I am dealing with a problem similar to principal component analysis. Aka, I have a matrix and I want to recover the 'most efficient basis' to explain the matrix variability. With a square matrix these are the eigenvectors, weighted by the eigenvalues.
Originally, I was dealing with square matrices, and I used eigendecomposition to recover the eigenvectors, as explained above. Now however, I am dealing with rectangular matrices and using SVD to recover the efficient basis, i.e. A=USV' where the vectors of U are the recovered basis weighted by S, the singular values.
In my particular application, the sign of the eigenvalues/singular values makes a difference.
Here is my question: with eigendecomposition and square matrices, the eigenvalues will be positive/negative. With SVD, the singular values re contrained to be the absolute value of the eigenvalues, i.e. $s_i$ = |$\lambda_i$|.
Is there anyway to recover the 'sign' of the eigenvalues through SVD?
Thanks!
Best Answer
What you say, that is, the singular values are the absolute values of the eigenvalues, makes only sense for normal matrices, e.g., Hermitian ones. Say, $A\in\mathbb{C}^{n\times n}$ is normal then there exists a unitary $U$ and diagonal $\Lambda$ (with eigenvalues on the diagonal) such that $A=U\Lambda U^*$. The SVD can be obtained simply as $$A=WSV^*=(UD_1^*)(D_1\Lambda D_2^*)(UD_2^*)^*,\tag{1}$$ where $D_1$ and $D_2$ are diagonal matrices such that $D_i^*D_i=1$ (that is, the diagonal elements have unit absolute value) and such that $D_1\Lambda D_2^*$ has non-negative diagonal (for simplicity, I assume the eigen/singular values to be distinct). Therefore, the singular vectors are scalar multiples of the eigenvectors.

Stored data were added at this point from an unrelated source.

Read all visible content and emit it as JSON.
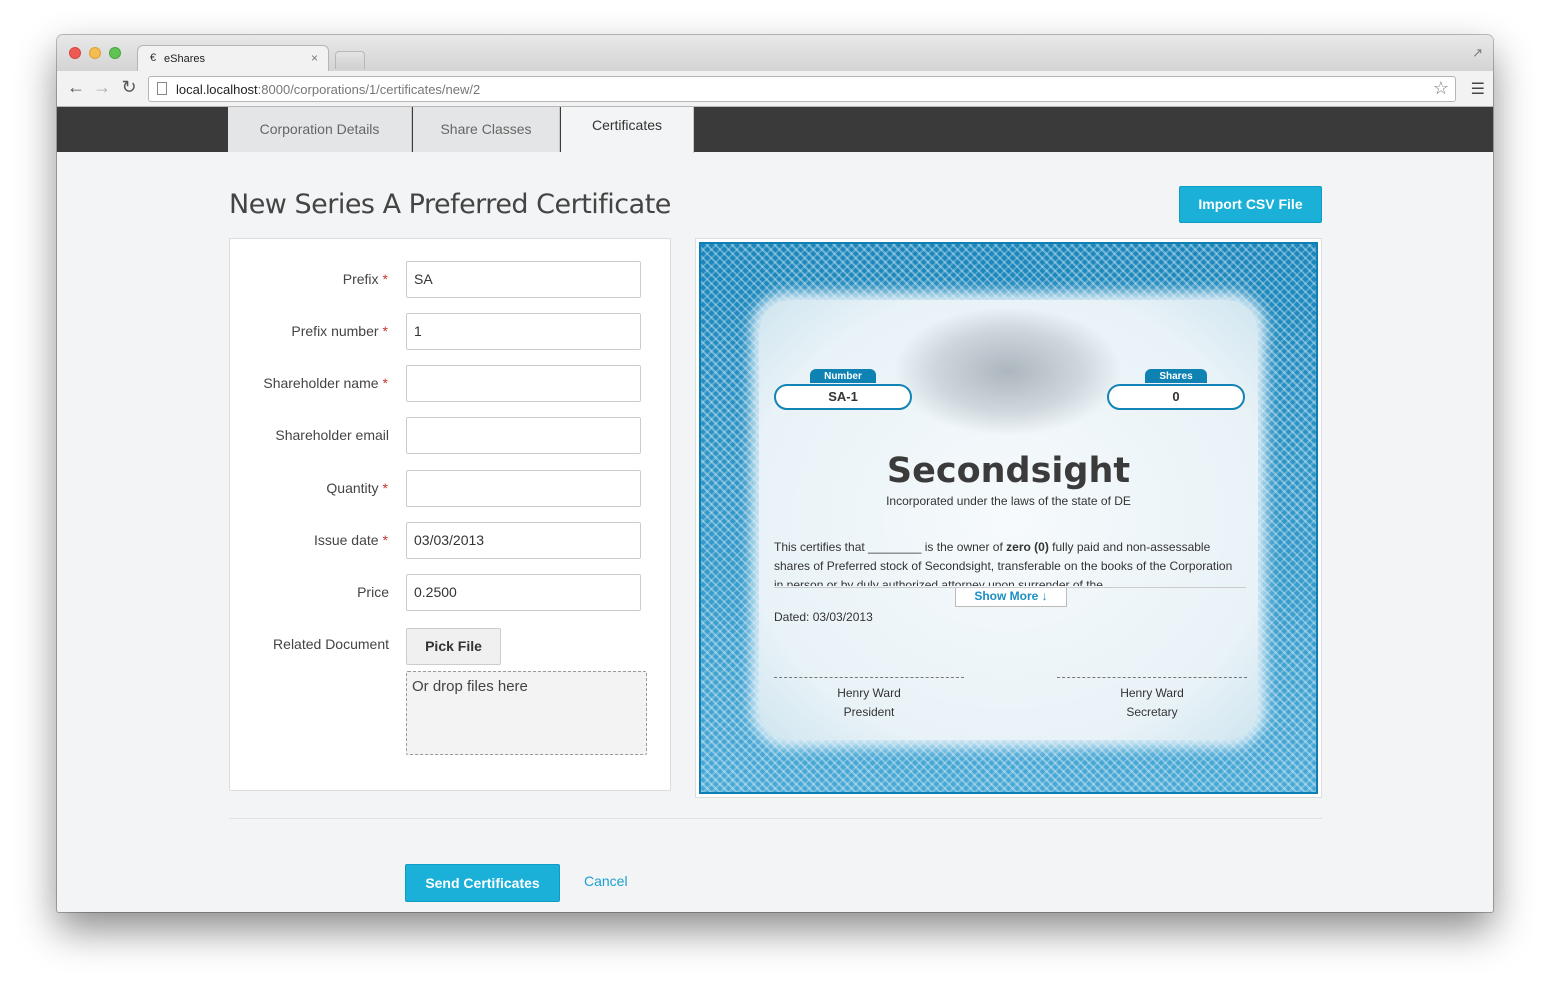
{
  "browser": {
    "tab_title": "eShares",
    "url_host": "local.localhost",
    "url_path": ":8000/corporations/1/certificates/new/2"
  },
  "app_tabs": [
    {
      "label": "Corporation Details"
    },
    {
      "label": "Share Classes"
    },
    {
      "label": "Certificates",
      "active": true
    }
  ],
  "page": {
    "title": "New Series A Preferred Certificate",
    "import_label": "Import CSV File"
  },
  "form": {
    "required_mark": "*",
    "fields": [
      {
        "label": "Prefix",
        "value": "SA",
        "required": true
      },
      {
        "label": "Prefix number",
        "value": "1",
        "required": true
      },
      {
        "label": "Shareholder name",
        "value": "",
        "required": true
      },
      {
        "label": "Shareholder email",
        "value": "",
        "required": false
      },
      {
        "label": "Quantity",
        "value": "",
        "required": true
      },
      {
        "label": "Issue date",
        "value": "03/03/2013",
        "required": true
      },
      {
        "label": "Price",
        "value": "0.2500",
        "required": false
      }
    ],
    "document_label": "Related Document",
    "pick_file_label": "Pick File",
    "drop_text": "Or drop files here"
  },
  "certificate": {
    "number_label": "Number",
    "number_value": "SA-1",
    "shares_label": "Shares",
    "shares_value": "0",
    "company": "Secondsight",
    "incorporated": "Incorporated under the laws of the state of DE",
    "body_1": "This certifies that ________ is the owner of ",
    "body_bold": "zero (0)",
    "body_2": " fully paid and non-assessable shares of Preferred stock of Secondsight, transferable on the books of the Corporation in person or by duly authorized attorney upon surrender of the",
    "show_more": "Show More  ↓",
    "dated": "Dated: 03/03/2013",
    "signers": [
      {
        "name": "Henry Ward",
        "title": "President"
      },
      {
        "name": "Henry Ward",
        "title": "Secretary"
      }
    ]
  },
  "actions": {
    "send_label": "Send Certificates",
    "cancel_label": "Cancel"
  },
  "colors": {
    "accent": "#1ab0d8",
    "header_bg": "#3a3a3a",
    "required": "#c0392b"
  }
}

Now consider the SVD $A=WSV^*$ is given and let $w_i=We_i$ be the $i$th column of $W$. What happens if you compute the Rayleigh quotient $w_i^*Aw_i$? Using (1), we have $$ \begin{split} w_i^*Aw_i&=e_i^TW^*WSV^*We_i=e_i^T(D_1\Lambda D_2^*)(D_2U^*)(UD_1^*)e_i\\ &=e_i^TD_1\Lambda D_1^*e_i=e_i^TD_1^*D_1\Lambda e_i=e_i^T\Lambda e_i=\lambda_i, \end{split} $$ that is, the Rayleigh quotient associated with the $i$th left (right would work as well) singular vectors gives you the eigenvalue $\lambda_i$. That's not surprising at all since the eigenspace associated with the eigenvalue $\lambda_i$ is the same as the singular vector space associated with the singular value $|\lambda_i|$ and hence the Rayleigh quotients of singular vectors must be equal to the eigenvalues.
This of course does not hold for general matrices but normal ones.